Despite growth in subscriptions at The New York Times and Washington Post, newspapers overall are having a hard time.
According to Courthouse News, Tuesday’s Pew report shows that weekday print circulation among the top 50 U.S. daily newspapers decreased in 2018 by 8% to just shy of 29 million subscribers, with Sunday subscribers seeing greater dip at a 9% decrease from 2017.
Weekly circulation has been on a downward spiral since 1989, when it hit more than 62 million subscribers nationwide, and Sunday circulation saw its decrease begin in 1993, after it hit roughly the same number of subscribers.
The report says total advertising revenue in the industry also shrank by 13% in 2018, with newspapers raking in only $14.3 billion compared to an estimate $16.4 billion in 2017. That is a far cry from the $49 billion in advertising revenue seen in 2006, or the $48.6 billion in 2000.
Revenue from circulation generally has increased steadily since the 1960s, when it hovered around $1.5 billion to $2 billion. In the 1980s and 1990s it saw a marked increase, rising to more than $30 billion and $47 billion, respectively. But it has not kept pace with inflation over that time.
While Pew concedes digital circulation is harder to track, given that major publications often do not report their full digital circulation numbers, the report suggests newspaper website traffic has leveled off.
Data show the top 50 U.S. daily newspapers saw 11.6 million monthly unique visitors, similar to 11.5 million monthly visitors during the last quarter of 2017 and 11.7 million monthly in 2016.
“We do find that digital circulation has been going up but not enough to reverse the overall downward circulation trend,” said Michael Barthel, a senior researcher at Pew who worked on the report.
Reading attention seems to be lower, too. The average minutes spent per visit to the top 50 newspaper websites was roughly 2 1/3 minutes during the fourth quarter of 2018, down 5% from the same period in 2017.
Minority-oriented stations and publications are not faring much better. Circulation among both paid and free black-oriented newspapers varied but generally are on the decline. Viewership among the two largest Spanish-language television networks in the United States — Univision and Telemundo — also declined, though Univision saw a hit across all of its three national time slots.
Traditional radio continues to decline slightly, but online radio and podcasting numbers continue to creep upward, the report found. About two-thirds of Americans at least 12 years old listened to online radio in the past month, compared with 20 percent in 2007, according to data from Edison Research and Triton Digital.

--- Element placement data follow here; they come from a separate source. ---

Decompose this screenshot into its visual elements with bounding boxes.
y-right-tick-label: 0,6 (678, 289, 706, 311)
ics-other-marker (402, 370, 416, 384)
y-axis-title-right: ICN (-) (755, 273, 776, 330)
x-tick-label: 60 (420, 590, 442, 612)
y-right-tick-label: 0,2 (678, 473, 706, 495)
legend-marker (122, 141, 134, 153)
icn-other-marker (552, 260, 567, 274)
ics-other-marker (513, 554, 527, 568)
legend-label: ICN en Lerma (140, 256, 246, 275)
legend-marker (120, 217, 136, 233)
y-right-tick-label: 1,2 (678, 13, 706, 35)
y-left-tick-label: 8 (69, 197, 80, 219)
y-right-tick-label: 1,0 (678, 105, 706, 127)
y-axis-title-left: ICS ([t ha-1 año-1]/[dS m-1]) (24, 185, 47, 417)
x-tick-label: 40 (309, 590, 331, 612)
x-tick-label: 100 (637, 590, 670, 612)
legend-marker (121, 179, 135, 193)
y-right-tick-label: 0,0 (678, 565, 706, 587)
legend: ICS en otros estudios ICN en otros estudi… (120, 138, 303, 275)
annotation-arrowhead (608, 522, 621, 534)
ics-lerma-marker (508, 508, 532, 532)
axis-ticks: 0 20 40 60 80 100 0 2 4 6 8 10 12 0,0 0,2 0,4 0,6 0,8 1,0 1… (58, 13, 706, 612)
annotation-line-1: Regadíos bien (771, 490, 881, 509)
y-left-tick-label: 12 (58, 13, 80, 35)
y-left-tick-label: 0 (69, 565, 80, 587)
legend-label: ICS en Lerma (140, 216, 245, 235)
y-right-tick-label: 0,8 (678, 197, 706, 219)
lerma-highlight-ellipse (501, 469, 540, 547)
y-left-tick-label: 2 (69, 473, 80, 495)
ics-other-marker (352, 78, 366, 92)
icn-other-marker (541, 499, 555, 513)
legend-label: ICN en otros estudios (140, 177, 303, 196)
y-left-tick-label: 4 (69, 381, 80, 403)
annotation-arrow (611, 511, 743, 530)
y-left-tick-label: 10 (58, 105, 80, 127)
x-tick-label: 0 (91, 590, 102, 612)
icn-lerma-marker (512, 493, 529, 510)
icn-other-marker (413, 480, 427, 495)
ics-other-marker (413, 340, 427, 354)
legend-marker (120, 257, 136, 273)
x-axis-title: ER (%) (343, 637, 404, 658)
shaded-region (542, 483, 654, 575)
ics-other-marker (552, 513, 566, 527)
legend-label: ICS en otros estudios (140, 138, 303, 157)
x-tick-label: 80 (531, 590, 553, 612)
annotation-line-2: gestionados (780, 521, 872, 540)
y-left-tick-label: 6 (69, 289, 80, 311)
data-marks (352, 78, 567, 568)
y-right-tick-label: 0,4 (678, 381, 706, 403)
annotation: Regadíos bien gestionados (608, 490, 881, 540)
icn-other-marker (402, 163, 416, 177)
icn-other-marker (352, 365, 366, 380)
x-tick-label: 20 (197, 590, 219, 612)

Podcasts also have exploded in the past 10 years. In 2006, only 11% of that demographic had ever listened to a podcast, while last year more than half of Americans in that group had, according to the data.
The increase in podcast listening seems to be across most categories. More than 7 million public radio podcast users, for example, download NPR podcasts weekly, up from about 2 million in 2014.
According to data from Nielsen Media Research, 89 percent of Americans at least 12 years old listened to terrestrial radio in any given week.
Getting a job in journalism isn’t as attractive, either.
Staffing at newspapers has dropped since 2004, from about 71,000 employees that year to about half that — just under 38,000 — in 2018. Wages have remained largely flat for reporters and editors, hovering around $34,000 a year for the former and $50,000 a year for the latter.
Radio newsrooms have shrunk as well, from about 4,300 employees in 2004 to 3,300 last year, the report found.
The average for radio and podcasting reporters, news analysts and correspondents in 2018 was just below $42,000, compared with $40,000 six years earlier. Editors fare better now, however, making on average about $75,000 in 2018 compared with about $48,000 in 2012.
Some have attributed increased subscriptions at The New York Times and several other newspapers to a “Trump Bump,” due to the repeated criticism by President Trump and the aggressive coverage of those publications of his administration. But the spike in subscriptions to those publications seems to have slowed significantly over the last year.